Indemnisation des victimes d’actes de terrorisme. Communiqué de la Cour de cassation.


  • Le juge pénal et le juge civil face à l’indemnisation des victimes de terrorisme.

    La Cour de cassation a rendu trois arrêts très attendus le 28 novembre 2025 en matière d’indemnisation des victimes de terrorisme, les deux premiers relatifs à l’attentat de la Promenade des Anglais à Nice en 2016 (https://www.courdecassation.fr et https://www.courdecassation.fr/decision), le troisième relatif à l’attentat du Bataclan en 2015 ( https://www.courdecassation.fr).

    Elle a publié un communiqué à cet égard, rappelant au préalable le droit applicable en la matière :

    La procédure d’indemnisation des victimes d’actes de terrorisme :

    La procédure d’indemnisation des victimes d’actes de terrorisme est régie par les articles L.126-1 du code des assurances et L.217-6 du code de l’organisation judiciaire.

    L’indemnisation des préjudices corporels des victimes d’actes de terrorisme est assurée par le « Fonds de garantie pour l’indemnisation des victimes des actes de terrorisme et d’autres infractions » (FGTI).

    Depuis 2019, lorsque le FGTI refuse l’indemnisation ou lorsqu’aucun accord n’est trouvé sur le montant à verser, le recours ne peut être porté que devant la juridiction civile de Paris (appelée « JIVAT »).

    La participation des victimes d’actes de terrorisme à la procédure pénale :

    En vertu de l’article 706-16-1du code de procédure pénale, les personnes présumées victimes d’un acte de terrorisme ne peuvent pas demander la réparation de leur préjudice au juge pénal.
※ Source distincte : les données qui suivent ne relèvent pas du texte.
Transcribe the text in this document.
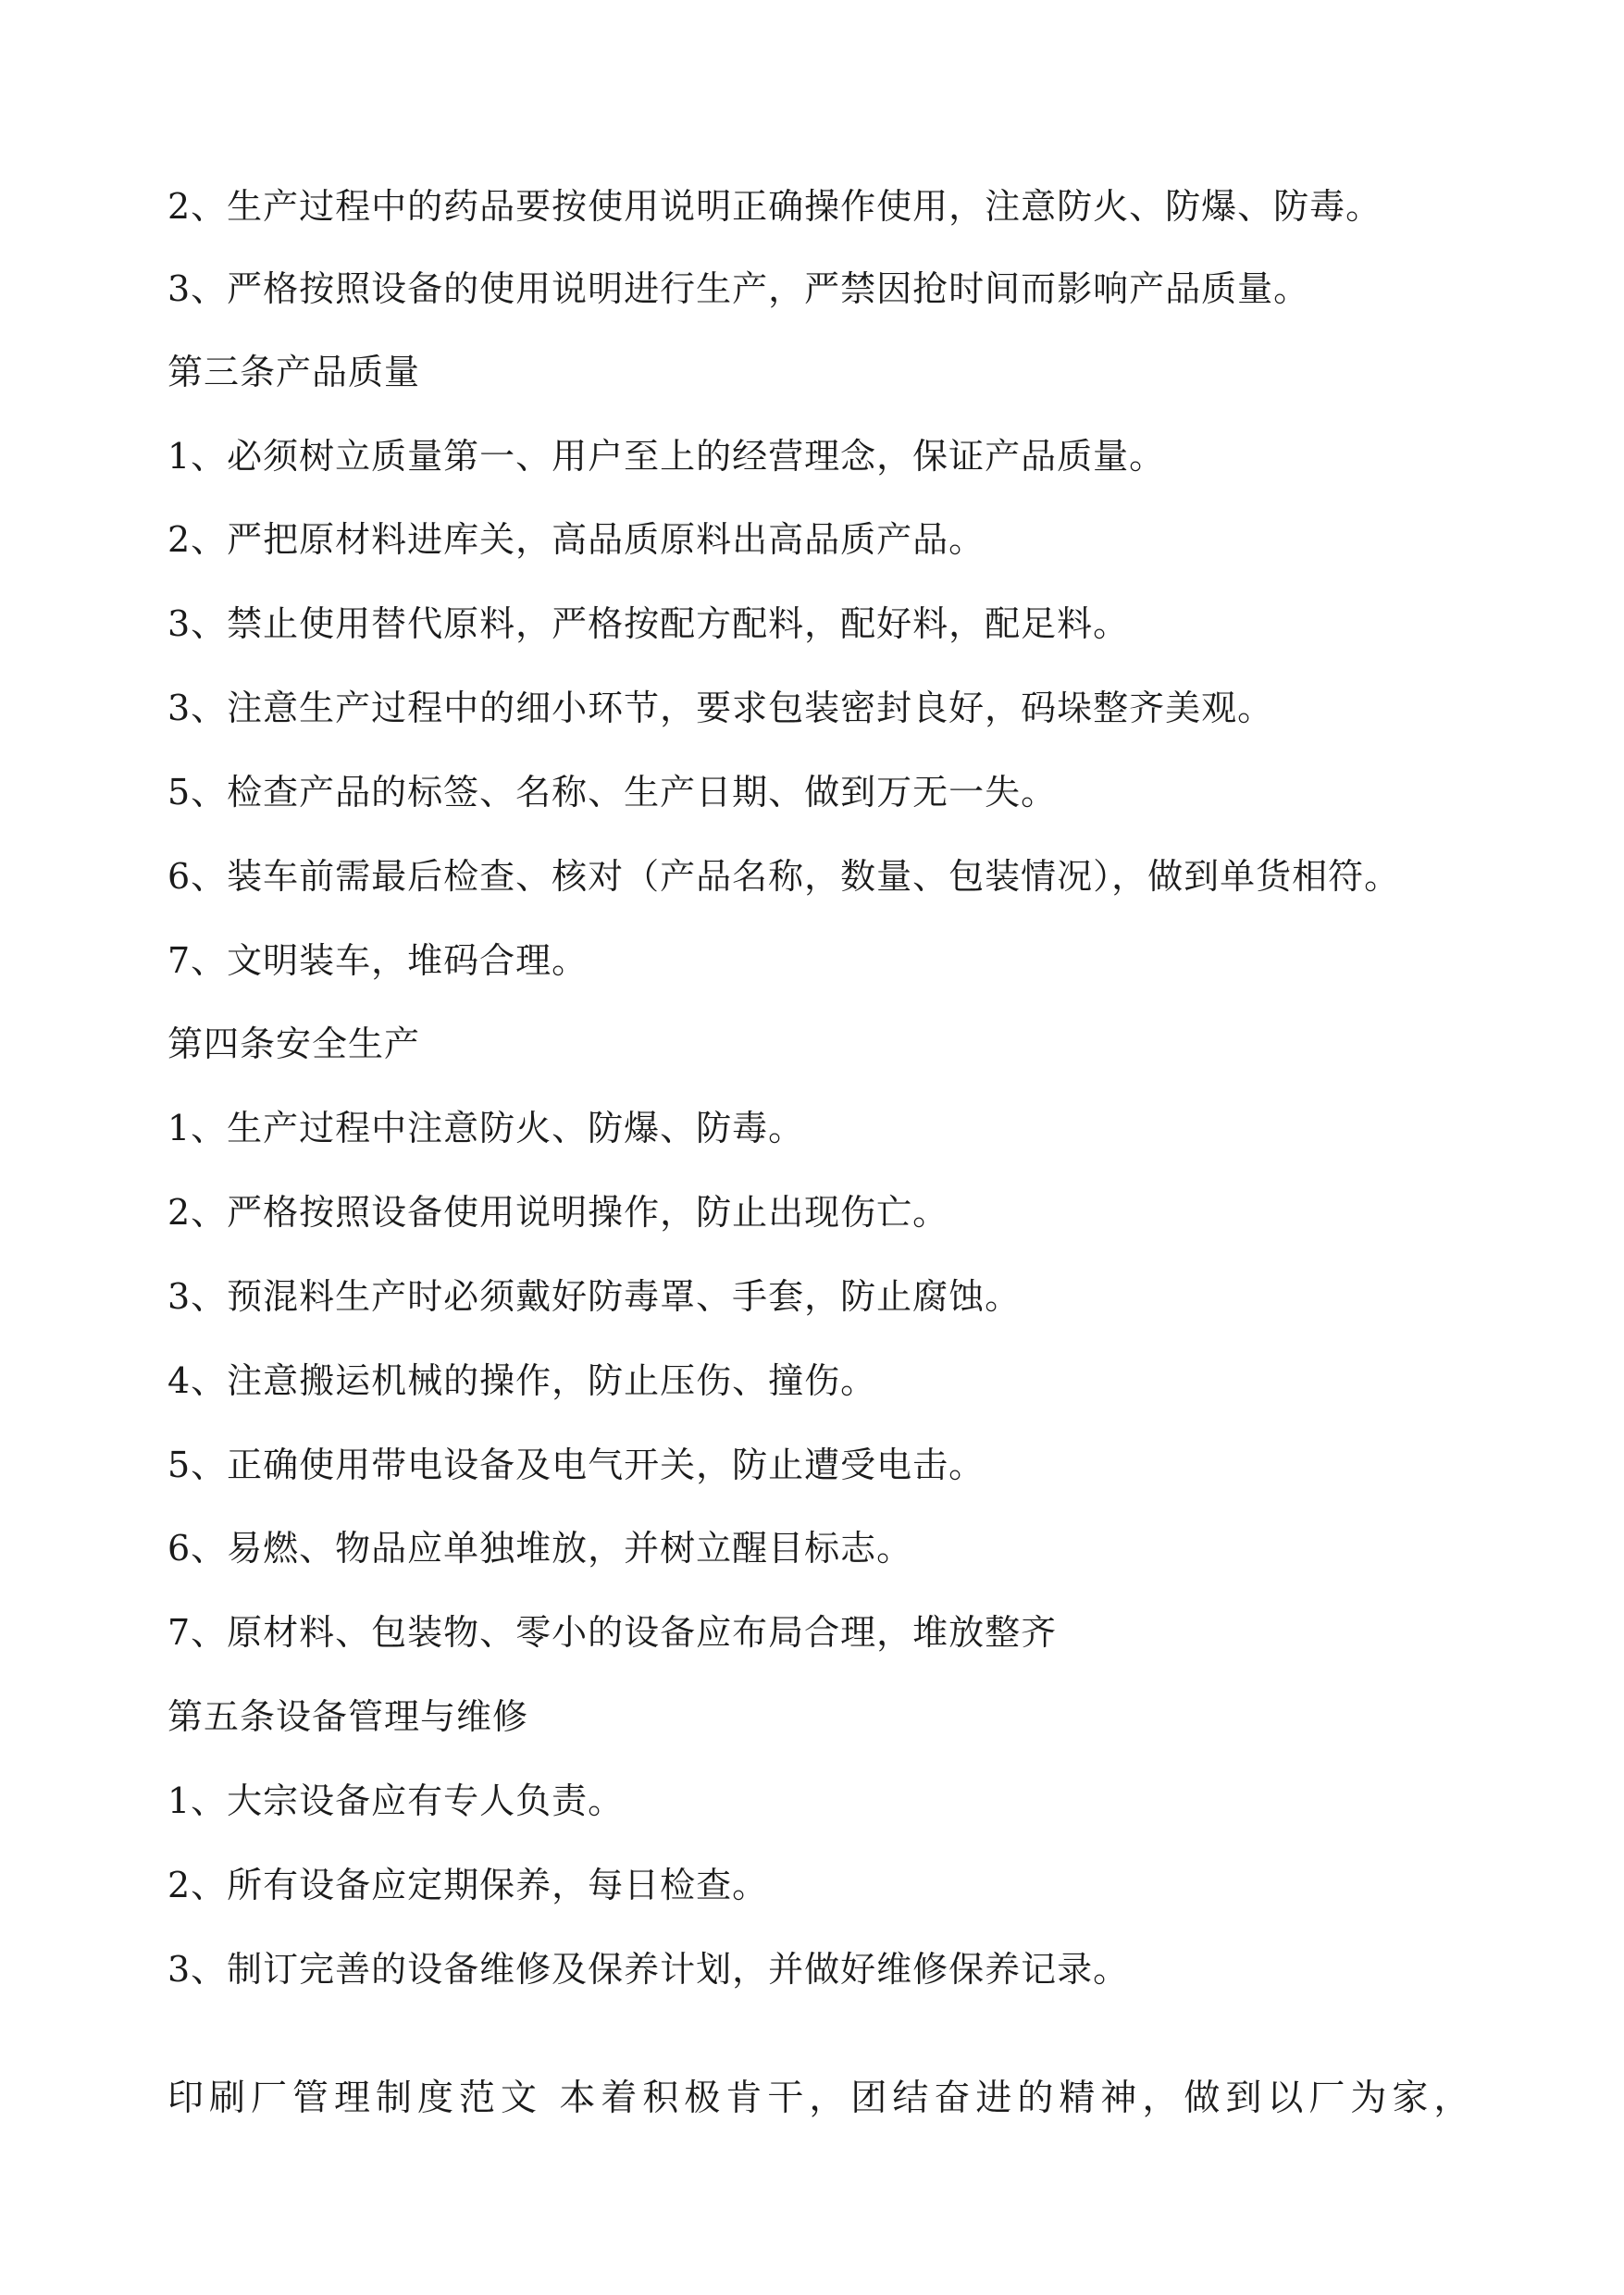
2、生产过程中的药品要按使用说明正确操作使用，注意防火、防爆、防毒。
3、严格按照设备的使用说明进行生产，严禁因抢时间而影响产品质量。
第三条产品质量
1、必须树立质量第一、用户至上的经营理念，保证产品质量。
2、严把原材料进库关，高品质原料出高品质产品。
3、禁止使用替代原料，严格按配方配料，配好料，配足料。
3、注意生产过程中的细小环节，要求包装密封良好，码垛整齐美观。
5、检查产品的标签、名称、生产日期、做到万无一失。
6、装车前需最后检查、核对（产品名称，数量、包装情况），做到单货相符。
7、文明装车，堆码合理。
第四条安全生产
1、生产过程中注意防火、防爆、防毒。
2、严格按照设备使用说明操作，防止出现伤亡。
3、预混料生产时必须戴好防毒罩、手套，防止腐蚀。
4、注意搬运机械的操作，防止压伤、撞伤。
5、正确使用带电设备及电气开关，防止遭受电击。
6、易燃、物品应单独堆放，并树立醒目标志。
7、原材料、包装物、零小的设备应布局合理，堆放整齐
第五条设备管理与维修
1、大宗设备应有专人负责。
2、所有设备应定期保养，每日检查。
3、制订完善的设备维修及保养计划，并做好维修保养记录。
印刷厂管理制度范文 本着积极肯干，团结奋进的精神，做到以厂为家，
Toutefois, elles peuvent se constituer parties civiles devant la juridiction pénale qui est saisie des faits.

    La constitution de partie civile permet aux personnes présumées victimes de soutenir l’action publique (les poursuites) : une partie civile a accès au dossier ; elle peut faire entendre sa voix lors de l’instruction et du procès. 

    Le communiqué de la Cour de cassation ci-dessous :

    "Les faits et les procédures

    Affaires n°1 et n°2 : L’attentat de la Promenade des Anglais

    Le 14 juillet 2016, à Nice, un terroriste a conduit à vive allure un camion-bélier sur la Promenade des Anglais : il a percuté volontairement la foule qui était rassemblée sur la voie à l’occasion de la fête nationale.

    Certaines des personnes présentes ne se trouvaient pas aux abords immédiats de la zone de circulation du camion. 

    Ces personnes ont demandé au Fonds de garantie (FGTI) la réparation du dommage psychologique qu’elles ont subi et se sont constituées parties civiles devant la cour d’assises en charge de l’attentat de Nice.

    La cour d’assises a déclaré leur constitution de partie civile recevable.

    En revanche, le Fonds de garantie (FGTI) a refusé l’indemnisation de ces personnes au motif que leur préjudice psychologique n’avait pas été causé directement par l’attentat mais par le mouvement de foule qui s’en était suivi. 

    La JIVAT puis la cour d’appel ont confirmé cette décision. 

    Ces personnes ont donc formé des pourvois en cassation.

    Affaire n°3 : L’attentat du Bataclan

    Le 13 novembre 2015, à Paris, des terroristes ont attaqué la salle de spectacle du Bataclan.

    Des tirs ont atteint un immeuble voisin, dont les fenêtres donnaient sur les issues de secours du Bataclan

    Au premier étage de cet immeuble, un résident a été blessé mortellement. 

    Au deuxième étage de cet immeuble, l’une des résidentes, qui explique avoir vu une partie de l’attaque depuis ses fenêtres, n’a pas été atteinte par les coups de feu. 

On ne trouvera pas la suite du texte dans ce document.